This is the material for a term project part of a database systems course taught at OTH Regensburg in the summer term of 2018. The students in this course built their own SQL-on-Hadoop engine as a term project in just 8 weeks.
miniHive is written in Python and compiles SQL queries into MapReduce workflows. These are then executed on Hadoop (e.g. on Cloudera'QuickStarts VM). miniHive performs generic query optimizations (selection and projection pushdown, or cost-based join reordering), as well as MapReduce-specific optimizations.
The course was taught in English, using a flipped classroom model. The course material was mainly compiled from third-party teaching videos.
This repository contains a report on this course, as well as the material made available to the students for implementing miniHive milestones.
For questions on miniHive, contact [email protected].
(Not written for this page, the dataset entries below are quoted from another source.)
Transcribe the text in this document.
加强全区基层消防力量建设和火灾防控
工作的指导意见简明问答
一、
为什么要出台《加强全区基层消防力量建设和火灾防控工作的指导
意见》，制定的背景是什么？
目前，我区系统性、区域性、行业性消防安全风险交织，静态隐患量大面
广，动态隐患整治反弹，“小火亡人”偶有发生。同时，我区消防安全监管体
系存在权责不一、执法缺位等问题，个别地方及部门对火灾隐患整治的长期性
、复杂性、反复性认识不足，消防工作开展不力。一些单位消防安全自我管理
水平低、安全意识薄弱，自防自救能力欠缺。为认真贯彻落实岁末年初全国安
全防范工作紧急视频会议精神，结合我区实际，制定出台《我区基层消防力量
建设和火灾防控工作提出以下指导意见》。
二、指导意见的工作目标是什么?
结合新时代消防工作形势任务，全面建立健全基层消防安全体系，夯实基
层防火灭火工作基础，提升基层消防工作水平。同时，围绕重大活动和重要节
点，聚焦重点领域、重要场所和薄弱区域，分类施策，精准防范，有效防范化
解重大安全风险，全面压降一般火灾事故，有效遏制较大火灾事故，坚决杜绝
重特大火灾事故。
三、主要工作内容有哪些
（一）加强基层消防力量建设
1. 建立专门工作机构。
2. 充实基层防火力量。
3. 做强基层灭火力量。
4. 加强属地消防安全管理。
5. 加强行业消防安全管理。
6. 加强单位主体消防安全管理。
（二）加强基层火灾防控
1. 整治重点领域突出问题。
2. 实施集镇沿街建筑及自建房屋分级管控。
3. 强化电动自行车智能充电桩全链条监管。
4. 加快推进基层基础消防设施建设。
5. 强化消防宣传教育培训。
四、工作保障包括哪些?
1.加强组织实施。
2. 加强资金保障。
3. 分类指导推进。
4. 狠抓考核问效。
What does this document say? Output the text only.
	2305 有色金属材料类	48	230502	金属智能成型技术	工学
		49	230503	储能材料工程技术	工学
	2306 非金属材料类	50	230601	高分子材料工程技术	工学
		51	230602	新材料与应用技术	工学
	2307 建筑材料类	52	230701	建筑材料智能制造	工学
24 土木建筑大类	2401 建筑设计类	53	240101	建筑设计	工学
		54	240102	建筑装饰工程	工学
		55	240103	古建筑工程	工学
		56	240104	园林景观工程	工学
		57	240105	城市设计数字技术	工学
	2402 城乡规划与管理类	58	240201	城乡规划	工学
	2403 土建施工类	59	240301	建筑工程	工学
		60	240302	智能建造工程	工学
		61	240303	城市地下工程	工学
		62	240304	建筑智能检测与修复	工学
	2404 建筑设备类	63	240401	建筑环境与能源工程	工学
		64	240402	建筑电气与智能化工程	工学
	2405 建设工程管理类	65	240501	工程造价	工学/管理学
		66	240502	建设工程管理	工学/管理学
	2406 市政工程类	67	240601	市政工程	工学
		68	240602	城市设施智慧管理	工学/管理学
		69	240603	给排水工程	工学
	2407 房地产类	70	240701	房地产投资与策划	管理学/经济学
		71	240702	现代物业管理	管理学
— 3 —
To refer to this material in a publication, please use this BibTeX entry:
@article{miniHive,
author = {Stefanie Scherzinger},
title = {Build your own SQL-on-Hadoop Query Engine: {A} Report on a Term Project
in a Master-level Database Course},
journal = {{SIGMOD} Rec.},
volume = {48},
number = {2},
pages = {33--38},
year = {2019},
note = {Supplementary material available at \url{https://github.com/miniHive/assignment}.},
url = {https://doi.org/10.1145/3377330.3377336},
doi = {10.1145/3377330.3377336},
}
This work is licensed under the Apache 2.0 License.